Tous ces futurs modèles auront sans doute aussi leur lot de soucis de jeunesse. Car même avec des moyens financiers importants, cette transformation est complexe, mais aujourd’hui indispensable si les constructeurs veulent proposer des véhicules électriques abordables, évolutifs et offrants une meilleure expérience client.

Rivian R3

Tesla, Rivian et les marques chinoises en sont la preuve l’ont bien compris et comptent bien profiter de cette avance dans ce domaine pour asseoir leur avantage sur la concurrence, mais aussi proposer leurs technologies aux autres constructeurs. Un bon moyen de générer des revenus, surtout pour certains jeunes constructeurs, comme Rivian, pour qui la commercialisation d’une gamme de voitures ne suffit pas (encore) à être rentable.

Une équation encore bien difficile à résoudre

Les constructeurs ont mis les petits plats dans les grands pour le développement de leur partie logiciel. Ils ont recruté à foison des ingénieurs de chez Apple, Tesla ou encore Google, investi des milliards, et ont des décennies d’expérience avec les logiciels embarqués.

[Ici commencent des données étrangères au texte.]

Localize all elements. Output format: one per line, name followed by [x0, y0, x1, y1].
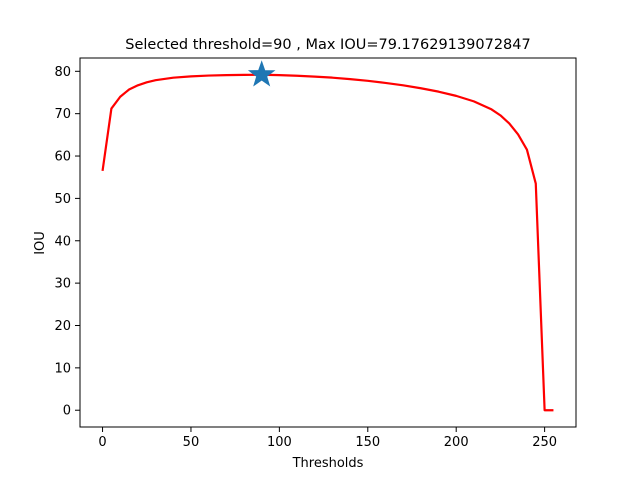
x-tick-label: 100: [267, 435, 292, 450]
max-iou-star-marker: [247, 60, 276, 87]
series-line-0: [101, 73, 554, 412]
x-tick-label: 0: [98, 435, 106, 450]
y-tick-label: 0: [63, 404, 71, 419]
y-tick-label: 80: [54, 65, 71, 80]
y-tick-label: 40: [54, 234, 71, 249]
axes-frame: [79, 57, 577, 428]
x-tick-label: 200: [444, 435, 469, 450]
y-tick-label: 60: [54, 150, 71, 165]
y-tick-label: 70: [54, 107, 71, 122]
x-tick-label: 150: [355, 435, 380, 450]
y-tick-label: 50: [54, 192, 71, 207]
x-tick-label: 250: [532, 435, 557, 450]
y-tick-label: 20: [54, 319, 71, 334]
y-tick-label: 30: [54, 277, 71, 292]
y-axis-label: IOU: [33, 231, 48, 255]
x-axis-label: Thresholds: [292, 456, 364, 471]
chart-title: Selected threshold=90 , Max IOU=79.17629…: [125, 37, 530, 53]
x-tick-label: 50: [183, 435, 200, 450]
y-tick-label: 10: [54, 361, 71, 376]
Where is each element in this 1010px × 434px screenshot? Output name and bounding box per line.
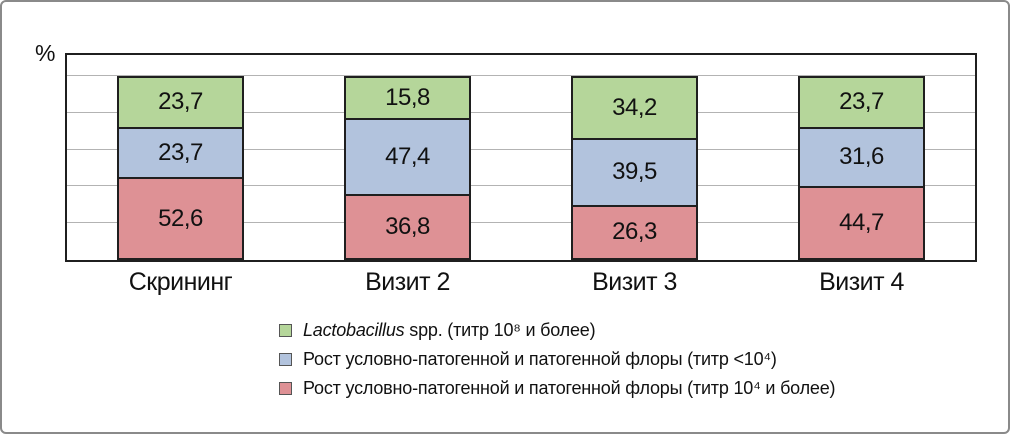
- legend-label: Рост условно-патогенной и патогенной фло…: [303, 349, 777, 369]
- bar-segment: 31,6: [800, 126, 923, 186]
- bar-segment: 52,6: [119, 177, 242, 258]
- bar-value-label: 47,4: [385, 143, 430, 171]
- bar-value-label: 31,6: [839, 143, 884, 171]
- category-label: Визит 2: [365, 268, 450, 296]
- category-label: Визит 4: [819, 268, 904, 296]
- legend: Lactobacillus spp. (титр 10⁸ и более) Ро…: [279, 316, 836, 403]
- bar-segment: 44,7: [800, 185, 923, 258]
- bar-segment: 23,7: [800, 78, 923, 127]
- bar-value-label: 34,2: [612, 93, 657, 121]
- stacked-bar-4: 23,7 31,6 44,7: [798, 76, 925, 260]
- legend-swatch-green: [279, 324, 292, 337]
- gridline: [67, 185, 975, 187]
- legend-swatch-blue: [279, 353, 292, 366]
- stacked-bar-3: 34,2 39,5 26,3: [571, 76, 698, 260]
- gridline: [67, 148, 975, 150]
- gridline: [67, 111, 975, 113]
- bar-segment: 36,8: [346, 193, 469, 258]
- stacked-bar-2: 15,8 47,4 36,8: [344, 76, 471, 260]
- x-axis-category-labels: Скрининг Визит 2 Визит 3 Визит 4: [67, 268, 975, 297]
- category-label: Визит 3: [592, 268, 677, 296]
- bar-value-label: 23,7: [158, 88, 203, 116]
- bar-value-label: 39,5: [612, 158, 657, 186]
- bar-segment: 34,2: [573, 78, 696, 138]
- bar-segment: 23,7: [119, 126, 242, 178]
- bar-segment: 23,7: [119, 78, 242, 127]
- legend-item-flora-high-titer: Рост условно-патогенной и патогенной фло…: [279, 374, 836, 403]
- category-label: Скрининг: [128, 268, 233, 296]
- stacked-bar-1: 23,7 23,7 52,6: [117, 76, 244, 260]
- bar-value-label: 15,8: [385, 84, 430, 112]
- bar-segment: 15,8: [346, 78, 469, 119]
- y-axis-label: %: [35, 40, 55, 66]
- bar-value-label: 23,7: [158, 138, 203, 166]
- plot-area: 23,7 23,7 52,6 15,8 47,4 36,8 34,2 39,5 26,3 23,7…: [65, 53, 977, 262]
- bar-segment: 39,5: [573, 137, 696, 205]
- bar-segment: 26,3: [573, 204, 696, 258]
- gridline: [67, 75, 975, 76]
- legend-item-flora-low-titer: Рост условно-патогенной и патогенной фло…: [279, 345, 835, 374]
- legend-label: Lactobacillus spp. (титр 10⁸ и более): [303, 320, 596, 340]
- gridline: [67, 222, 975, 224]
- legend-item-lactobacillus: Lactobacillus spp. (титр 10⁸ и более): [279, 316, 835, 345]
- bar-value-label: 26,3: [612, 218, 657, 246]
- legend-swatch-red: [279, 382, 292, 395]
- bar-value-label: 44,7: [839, 208, 884, 236]
- legend-label: Рост условно-патогенной и патогенной фло…: [303, 378, 836, 398]
- bar-value-label: 23,7: [839, 88, 884, 116]
- bar-value-label: 36,8: [385, 212, 430, 240]
- bar-segment: 47,4: [346, 118, 469, 194]
- bar-value-label: 52,6: [158, 204, 203, 232]
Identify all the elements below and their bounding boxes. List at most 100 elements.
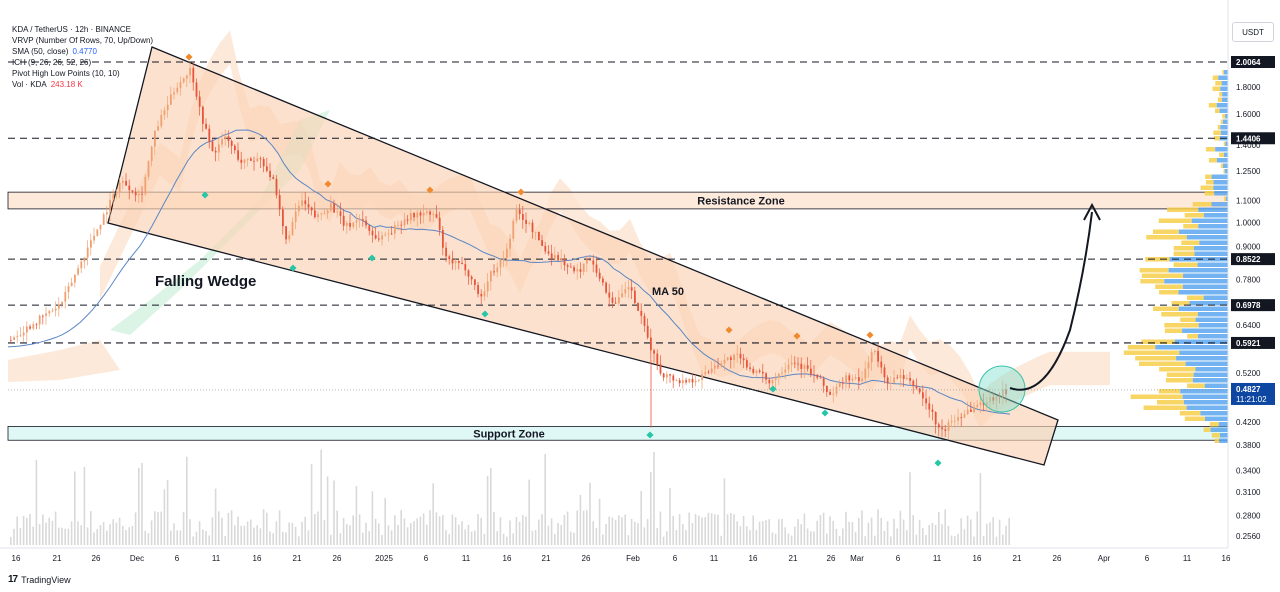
volume-bar (672, 515, 674, 545)
x-tick-label: 16 (12, 554, 21, 563)
candle-body (221, 139, 223, 145)
candle-body (275, 178, 278, 196)
volume-bar (349, 525, 351, 545)
projection-arrow (1009, 211, 1093, 391)
currency-button[interactable]: USDT (1232, 22, 1274, 42)
candle-body (592, 260, 595, 265)
pivot-high-marker (185, 53, 193, 61)
volume-bar (218, 511, 220, 545)
volume-bar (352, 515, 354, 545)
volume-bar (861, 510, 863, 545)
symbol-line[interactable]: KDA / TetherUS · 12h · BINANCE (12, 25, 132, 34)
candle-body (96, 229, 99, 236)
volume-bar (480, 517, 482, 545)
volume-bar (525, 516, 527, 545)
volume-bar (422, 513, 425, 545)
vrvp-up-bar (1198, 224, 1228, 229)
candle-body (813, 374, 815, 376)
volume-bar (733, 514, 735, 545)
x-tick-label: 26 (333, 554, 342, 563)
candle-body (586, 259, 588, 264)
volume-bar (477, 514, 479, 545)
volume-bar (902, 519, 905, 545)
vrvp-up-bar (1222, 163, 1228, 168)
volume-bar (838, 536, 841, 545)
candle-body (230, 141, 233, 146)
volume-bar (880, 518, 882, 545)
volume-bar (950, 535, 953, 545)
vrvp-line[interactable]: VRVP (Number Of Rows, 70, Up/Down) (12, 36, 154, 45)
ichimoku-line[interactable]: ICH (9, 26, 26, 52, 26) (12, 58, 92, 67)
volume-bar (605, 523, 607, 545)
candle-body (995, 396, 998, 401)
candle-body (954, 420, 956, 422)
pivot-line[interactable]: Pivot High Low Points (10, 10) (12, 69, 120, 78)
candle-body (845, 375, 847, 383)
candle-body (323, 213, 326, 215)
volume-bar (557, 523, 559, 545)
candle-body (77, 268, 79, 275)
vrvp-up-bar (1220, 86, 1228, 91)
tradingview-logo[interactable]: 17 TradingView (8, 574, 71, 585)
volume-bar (624, 514, 626, 545)
candle-body (166, 104, 169, 111)
volume-bar (333, 480, 335, 545)
volume-bar (336, 510, 338, 545)
volume-bar (970, 519, 972, 545)
vrvp-up-bar (1186, 405, 1228, 410)
candle-body (426, 211, 428, 213)
vrvp-down-bar (1219, 92, 1223, 97)
volume-bar (784, 527, 786, 545)
vrvp-up-bar (1193, 372, 1228, 377)
candle-body (406, 219, 409, 221)
vrvp-down-bar (1205, 180, 1214, 185)
volume-bar (848, 521, 850, 545)
vrvp-down-bar (1159, 290, 1179, 295)
vrvp-down-bar (1152, 229, 1179, 234)
vrvp-down-bar (1209, 422, 1219, 427)
volume-bar (771, 532, 774, 545)
candle-body (381, 235, 383, 240)
candle-body (432, 214, 435, 215)
vrvp-down-bar (1212, 75, 1219, 80)
pivot-low-marker (481, 310, 489, 318)
annotations: Falling Wedge MA 50 (155, 202, 1101, 413)
volume-bar (973, 536, 975, 545)
vrvp-up-bar (1222, 119, 1228, 124)
candle-body (29, 326, 31, 329)
volume-bar (816, 520, 818, 545)
candle-body (835, 386, 838, 394)
volume-bar (54, 511, 57, 545)
candle-body (506, 248, 508, 258)
sma-line[interactable]: SMA (50, close) 0.4770 (12, 46, 153, 57)
vrvp-down-bar (1208, 158, 1217, 163)
candle-body (957, 417, 959, 421)
volume-bar (214, 488, 217, 545)
candle-body (410, 213, 412, 221)
volume-bar (416, 518, 418, 545)
candle-body (294, 211, 297, 222)
vrvp-up-bar (1219, 438, 1228, 443)
candle-body (1002, 389, 1004, 397)
volume-bar (230, 510, 233, 545)
vrvp-down-bar (1156, 400, 1184, 405)
volume-bar (813, 531, 815, 545)
candle-body (893, 377, 895, 383)
volume-line[interactable]: Vol · KDA 243.18 K (12, 79, 153, 90)
sma-value: 0.4770 (72, 47, 97, 56)
candle-body (842, 382, 844, 384)
volume-bar (141, 462, 143, 545)
candle-body (630, 287, 633, 291)
candle-body (259, 158, 262, 160)
vrvp-down-bar (1141, 339, 1175, 344)
volume-bar (109, 524, 111, 545)
candle-body (442, 229, 444, 248)
volume-bar (499, 517, 502, 545)
candle-body (218, 144, 220, 153)
y-tick-label: 0.7800 (1236, 275, 1261, 284)
volume-bar (598, 498, 601, 545)
volume-bar (928, 524, 930, 545)
volume-bar (294, 526, 297, 545)
candle-body (637, 302, 639, 311)
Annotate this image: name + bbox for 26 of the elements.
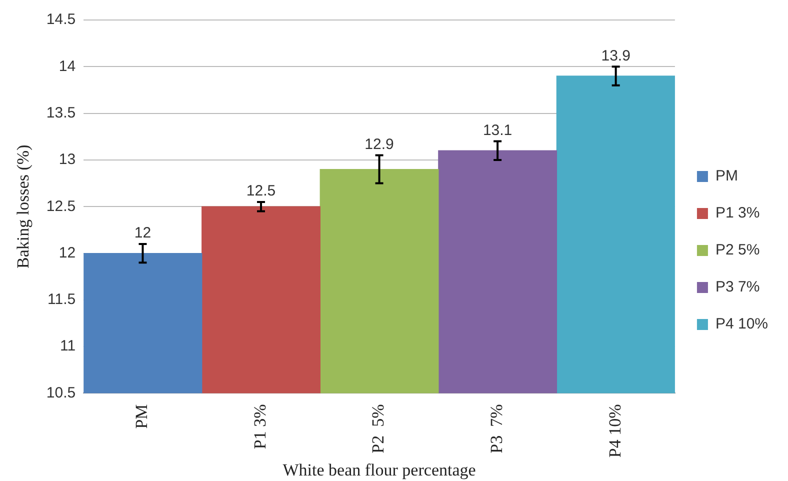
y-tick-label: 13 (58, 151, 76, 168)
legend-label: P4 10% (715, 316, 768, 333)
x-tick-label: PM (132, 404, 152, 429)
y-tick-label: 12.5 (46, 198, 76, 215)
data-label: 12.9 (364, 136, 394, 153)
y-tick-label: 11.5 (48, 291, 76, 308)
y-tick-label: 10.5 (46, 384, 76, 402)
data-label: 12.5 (246, 182, 276, 200)
legend-label: P2 5% (715, 242, 760, 259)
x-axis-title: White bean flour percentage (282, 460, 476, 480)
y-tick-label: 12 (58, 244, 76, 262)
y-axis-title: Baking losses (%) (14, 144, 33, 268)
legend-label: P1 3% (715, 204, 760, 222)
x-tick-label: P1 3% (250, 404, 270, 450)
y-tick-label: 11 (60, 338, 76, 355)
y-tick-label: 14 (58, 58, 76, 75)
x-tick-label: P4 10% (605, 404, 624, 458)
legend-label: PM (715, 168, 738, 185)
legend-label: P3 7% (715, 278, 760, 296)
data-label: 13.9 (601, 47, 630, 64)
y-tick-label: 14.5 (46, 11, 76, 28)
x-tick-label: P2 5% (368, 404, 388, 454)
data-label: 12 (134, 224, 152, 242)
data-label: 13.1 (482, 122, 512, 139)
y-tick-label: 13.5 (46, 104, 76, 122)
x-tick-label: P3 7% (487, 404, 506, 454)
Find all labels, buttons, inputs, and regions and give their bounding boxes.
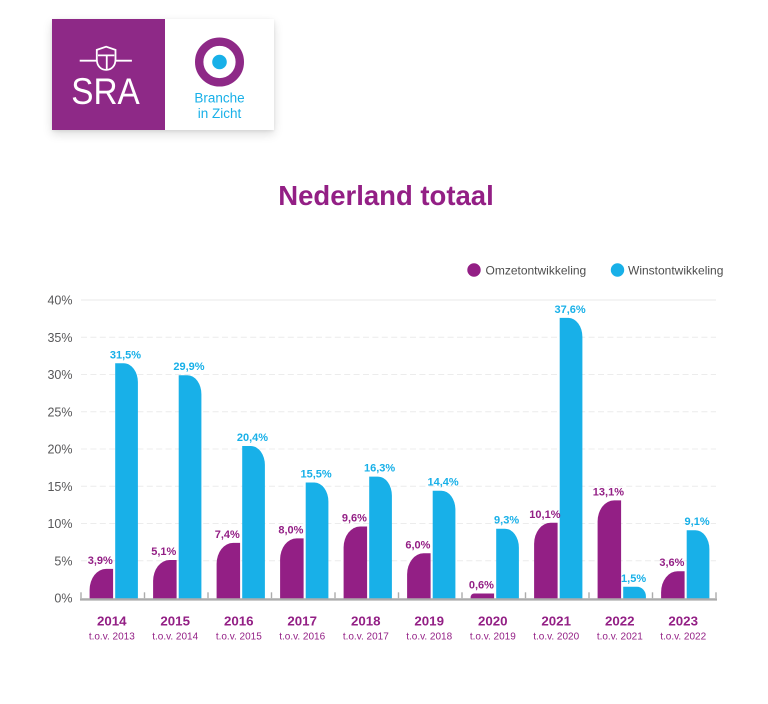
svg-text:2020: 2020 (478, 614, 508, 629)
svg-text:2015: 2015 (160, 614, 190, 629)
svg-text:Branche: Branche (194, 90, 244, 105)
svg-text:2019: 2019 (414, 614, 444, 629)
svg-text:25%: 25% (47, 405, 72, 419)
svg-text:9,3%: 9,3% (494, 515, 519, 527)
svg-text:1,5%: 1,5% (621, 573, 646, 585)
svg-text:9,6%: 9,6% (342, 513, 367, 525)
svg-text:0%: 0% (54, 592, 72, 606)
svg-text:8,0%: 8,0% (278, 524, 303, 536)
svg-text:3,9%: 3,9% (88, 555, 113, 567)
svg-text:t.o.v. 2014: t.o.v. 2014 (152, 632, 198, 643)
svg-text:35%: 35% (47, 331, 72, 345)
svg-text:5,1%: 5,1% (151, 546, 176, 558)
svg-text:t.o.v. 2021: t.o.v. 2021 (597, 632, 643, 643)
svg-text:10,1%: 10,1% (529, 509, 560, 521)
svg-text:t.o.v. 2016: t.o.v. 2016 (279, 632, 325, 643)
svg-text:13,1%: 13,1% (593, 486, 624, 498)
svg-text:10%: 10% (47, 517, 72, 531)
svg-text:30%: 30% (47, 368, 72, 382)
svg-text:15%: 15% (47, 480, 72, 494)
svg-text:2014: 2014 (97, 614, 127, 629)
svg-text:9,1%: 9,1% (685, 516, 710, 528)
svg-text:31,5%: 31,5% (110, 349, 141, 361)
svg-text:37,6%: 37,6% (554, 304, 585, 316)
svg-text:7,4%: 7,4% (215, 529, 240, 541)
svg-text:t.o.v. 2022: t.o.v. 2022 (660, 632, 706, 643)
svg-text:in Zicht: in Zicht (198, 106, 242, 121)
svg-text:t.o.v. 2013: t.o.v. 2013 (89, 632, 135, 643)
svg-text:2023: 2023 (668, 614, 698, 629)
svg-text:t.o.v. 2019: t.o.v. 2019 (470, 632, 516, 643)
svg-text:14,4%: 14,4% (427, 477, 458, 489)
svg-text:40%: 40% (47, 294, 72, 308)
svg-text:Winstontwikkeling: Winstontwikkeling (628, 263, 723, 277)
svg-text:2021: 2021 (541, 614, 571, 629)
svg-text:20%: 20% (47, 443, 72, 457)
svg-text:0,6%: 0,6% (469, 580, 494, 592)
svg-text:5%: 5% (54, 554, 72, 568)
svg-text:t.o.v. 2018: t.o.v. 2018 (406, 632, 452, 643)
svg-text:29,9%: 29,9% (173, 361, 204, 373)
svg-text:2022: 2022 (605, 614, 635, 629)
svg-text:SRA: SRA (71, 71, 140, 112)
svg-text:Nederland totaal: Nederland totaal (278, 180, 493, 211)
svg-text:Omzetontwikkeling: Omzetontwikkeling (486, 263, 587, 277)
svg-text:2016: 2016 (224, 614, 254, 629)
svg-text:20,4%: 20,4% (237, 432, 268, 444)
svg-text:16,3%: 16,3% (364, 463, 395, 475)
svg-text:6,0%: 6,0% (405, 539, 430, 551)
svg-text:t.o.v. 2015: t.o.v. 2015 (216, 632, 262, 643)
svg-text:t.o.v. 2020: t.o.v. 2020 (533, 632, 579, 643)
svg-text:t.o.v. 2017: t.o.v. 2017 (343, 632, 389, 643)
svg-text:3,6%: 3,6% (659, 557, 684, 569)
svg-text:2018: 2018 (351, 614, 381, 629)
svg-text:2017: 2017 (287, 614, 317, 629)
svg-text:15,5%: 15,5% (300, 469, 331, 481)
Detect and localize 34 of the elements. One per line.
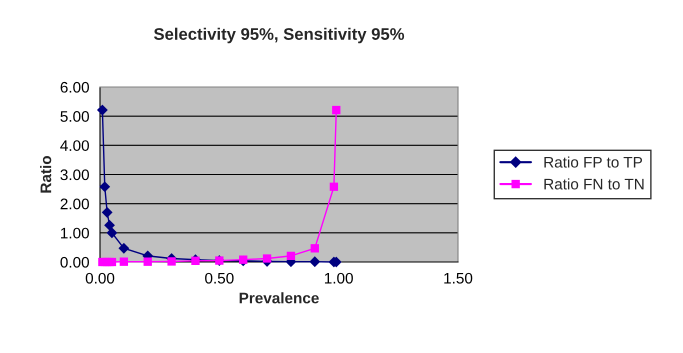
y-tick-label: 6.00 xyxy=(60,82,89,93)
x-tick-label: 0.50 xyxy=(205,272,234,284)
legend-label: Ratio FN to TN xyxy=(544,178,644,190)
y-tick-label: 0.00 xyxy=(60,256,89,268)
point xyxy=(191,256,200,265)
x-tick-label: 1.50 xyxy=(444,272,472,284)
x-tick-label: 1.00 xyxy=(324,272,353,284)
y-tick-label: 3.00 xyxy=(60,169,89,180)
legend-label: Ratio FP to TP xyxy=(544,156,642,168)
point xyxy=(167,257,176,266)
point xyxy=(330,182,338,191)
x-tick-label: 0.00 xyxy=(86,272,114,284)
x-axis-title: Prevalence xyxy=(240,292,319,304)
y-tick-label: 1.00 xyxy=(61,228,89,239)
point xyxy=(100,182,110,192)
point xyxy=(310,244,319,252)
point xyxy=(239,256,248,264)
y-tick-label: 2.00 xyxy=(60,198,89,210)
point xyxy=(102,207,112,218)
point xyxy=(97,104,108,116)
point xyxy=(118,243,129,254)
point xyxy=(286,252,296,260)
point xyxy=(106,228,118,238)
point xyxy=(104,220,115,230)
y-tick-label: 4.00 xyxy=(60,140,89,152)
point xyxy=(108,258,116,266)
y-tick-label: 5.00 xyxy=(60,111,89,122)
point xyxy=(120,258,128,266)
point xyxy=(144,258,152,266)
point xyxy=(310,256,320,267)
point xyxy=(332,106,340,114)
y-axis-title: Ratio xyxy=(40,156,52,193)
point xyxy=(262,254,272,263)
chart-title: Selectivity 95%, Sensitivity 95% xyxy=(154,28,404,44)
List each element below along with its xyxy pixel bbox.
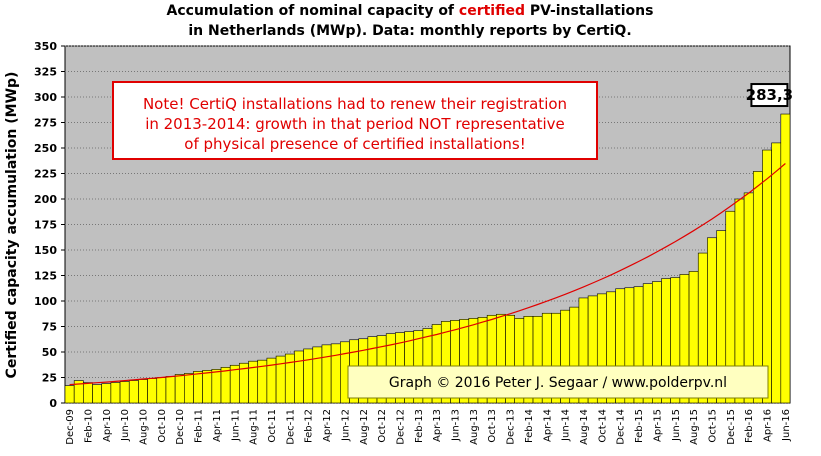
x-tick-label: Jun-10 bbox=[120, 409, 131, 442]
y-tick-label: 275 bbox=[34, 117, 57, 130]
x-tick-label: Dec-15 bbox=[726, 409, 737, 445]
y-tick-label: 200 bbox=[34, 193, 57, 206]
title-part: PV-installations bbox=[525, 3, 653, 19]
bar bbox=[138, 379, 148, 404]
bar bbox=[64, 385, 75, 404]
bar bbox=[294, 350, 304, 404]
x-tick-label: Dec-13 bbox=[506, 409, 517, 445]
y-tick-label: 350 bbox=[34, 40, 57, 53]
bar bbox=[156, 377, 167, 404]
x-tick-label: Jun-12 bbox=[340, 409, 351, 442]
x-tick-label: Oct-12 bbox=[377, 409, 388, 443]
x-tick-label: Apr-16 bbox=[763, 409, 774, 442]
bar bbox=[762, 149, 772, 404]
x-tick-label: Dec-09 bbox=[65, 409, 76, 445]
bar bbox=[110, 382, 121, 404]
x-tick-label: Feb-12 bbox=[304, 409, 315, 443]
y-tick-label: 75 bbox=[42, 321, 57, 334]
x-tick-label: Apr-13 bbox=[432, 409, 443, 442]
y-tick-label: 175 bbox=[34, 219, 57, 232]
x-tick-label: Dec-12 bbox=[395, 409, 406, 445]
y-tick-label: 0 bbox=[49, 397, 57, 410]
x-tick-label: Apr-10 bbox=[102, 409, 113, 442]
bar bbox=[184, 373, 194, 404]
note-text: Note! CertiQ installations had to renew … bbox=[143, 95, 567, 113]
bar bbox=[202, 370, 213, 404]
credit: Graph © 2016 Peter J. Segaar / www.polde… bbox=[389, 375, 727, 391]
y-tick-label: 300 bbox=[34, 91, 57, 104]
title-part: Accumulation of nominal capacity of bbox=[167, 3, 459, 19]
chart-subtitle: in Netherlands (MWp). Data: monthly repo… bbox=[188, 23, 631, 39]
bar bbox=[780, 113, 791, 404]
x-tick-label: Aug-11 bbox=[249, 409, 260, 445]
y-tick-label: 25 bbox=[42, 372, 57, 385]
x-tick-label: Oct-10 bbox=[157, 409, 168, 443]
x-tick-label: Apr-12 bbox=[322, 409, 333, 442]
note-text: of physical presence of certified instal… bbox=[184, 135, 525, 153]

Mais sur le terrain, c’est beaucoup plus difficile que prévu. Il ne s’agit pas seulement de coder, c’est toute l’organisation autour du logiciel qui est à redéfinir.

Le logiciel était vu comme un problème à résoudre, pas comme une expérience à concevoir pour de nombreux constructeurs. Et peut-être même encore plus avec l’avènement de la voiture électrique, où la majorité de l’argent investi l’était vers les batteries et les moteurs.

Système Super Cruise // Source : Cadillac

Aujourd’hui, les constructeurs doivent aller plus loin. Il leur faut créer des applications attrayantes, des technologies modernes et des architectures électriques inédites, sans l’appui de leurs fournisseurs habituels. Ils doivent proposer la flexibilité de Tesla sans pour autant livrer des produits inachevés, tout en assurant une cybersécurité d’un niveau quasi militaire.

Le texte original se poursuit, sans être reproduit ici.